Wouldn't it be cool to use vector DBs to search for semantically (not synactically) similar code in the public domain?
For real?
It's not a game changer or anything. This is just a fun experiment that I built to get familiarized with Tree-sitter and pgvector :) There's still a lot of room for improvement to achieve high accuracy. This is not productized, this was just an intellectual escapade.
- Use node 18 and run npm install
- Go to your supabase dashboard and get the 2 environment variables that you need on your .env file.
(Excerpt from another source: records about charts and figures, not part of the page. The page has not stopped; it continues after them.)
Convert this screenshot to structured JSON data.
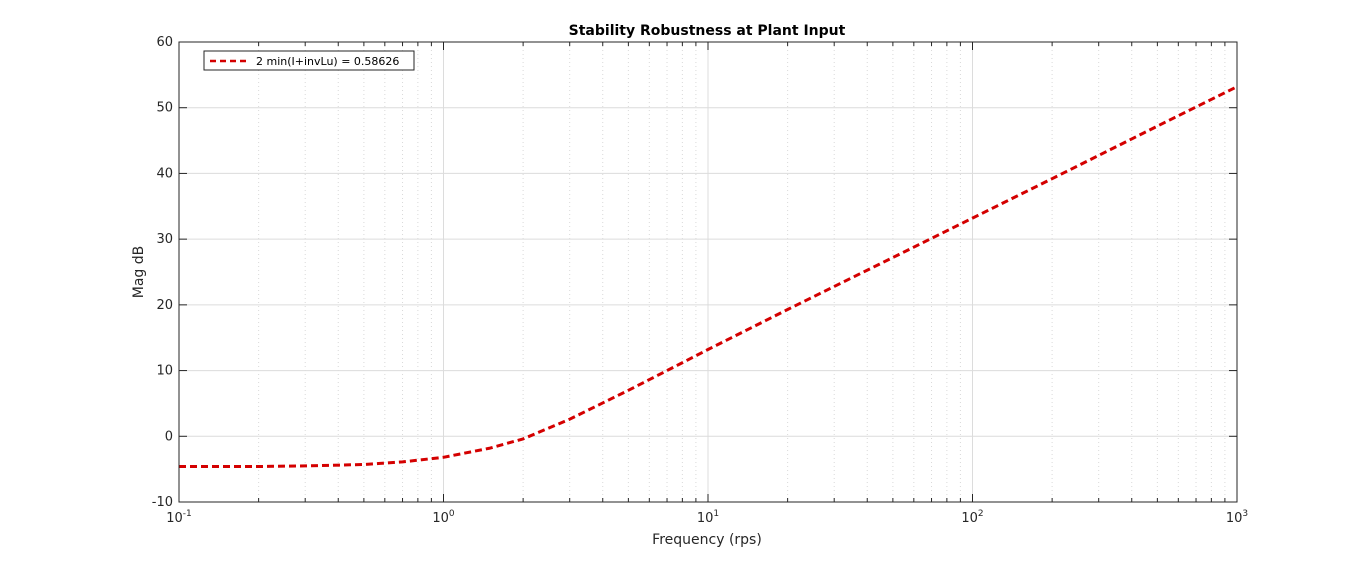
{
  "chart_data": {
    "type": "line",
    "title": "Stability Robustness at Plant Input",
    "xlabel": "Frequency (rps)",
    "ylabel": "Mag dB",
    "xscale": "log",
    "xlim": [
      0.1,
      1000
    ],
    "ylim": [
      -10,
      60
    ],
    "xticks": [
      {
        "value": 0.1,
        "base": "10",
        "exp": "-1"
      },
      {
        "value": 1,
        "base": "10",
        "exp": "0"
      },
      {
        "value": 10,
        "base": "10",
        "exp": "1"
      },
      {
        "value": 100,
        "base": "10",
        "exp": "2"
      },
      {
        "value": 1000,
        "base": "10",
        "exp": "3"
      }
    ],
    "yticks": [
      -10,
      0,
      10,
      20,
      30,
      40,
      50,
      60
    ],
    "grid": true,
    "minor_grid": true,
    "legend_position": "top-left",
    "series": [
      {
        "name": "2 min(I+invLu) = 0.58626",
        "color": "#d40000",
        "line_style": "dashed",
        "x": [
          0.1,
          0.2,
          0.3,
          0.5,
          0.7,
          1.0,
          1.5,
          2.0,
          3.0,
          5.0,
          7.0,
          10,
          20,
          50,
          100,
          200,
          500,
          1000
        ],
        "y": [
          -4.6,
          -4.6,
          -4.5,
          -4.3,
          -3.9,
          -3.2,
          -1.8,
          -0.4,
          2.6,
          7.0,
          10.0,
          13.2,
          19.3,
          27.2,
          33.2,
          39.2,
          47.2,
          53.2
        ]
      }
    ]
  }
}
Thos are:
NEXT_PUBLIC_SUPABASE_URL=YOUR_URL
NEXT_PUBLIC_SUPABASE_ANON_KEY=YOUR_API_KEY
Semantica works with 2 very basic functionalities:
- You Save a code snippet to the DB. This codebase is now searchable by other users.
- You retrieve the most semantically similar code snippets from the DB, given a snippet of your own.
Behinds the scenes, Semantica:
- Converts the code snippet to a vectorized AST using Tree-sitter. Right now JS is the only language for which Semantica has a grammar.
- Normalizes and stores the vectorized AST.
- Uses dot product to search for the code snippets with the most similar embeddings. The match threshold is 0.9.
For example, you can add two numbers with the addition operator or by using an array and reducing it. They are syntactically different but semantically similar snippets that Semantica matches.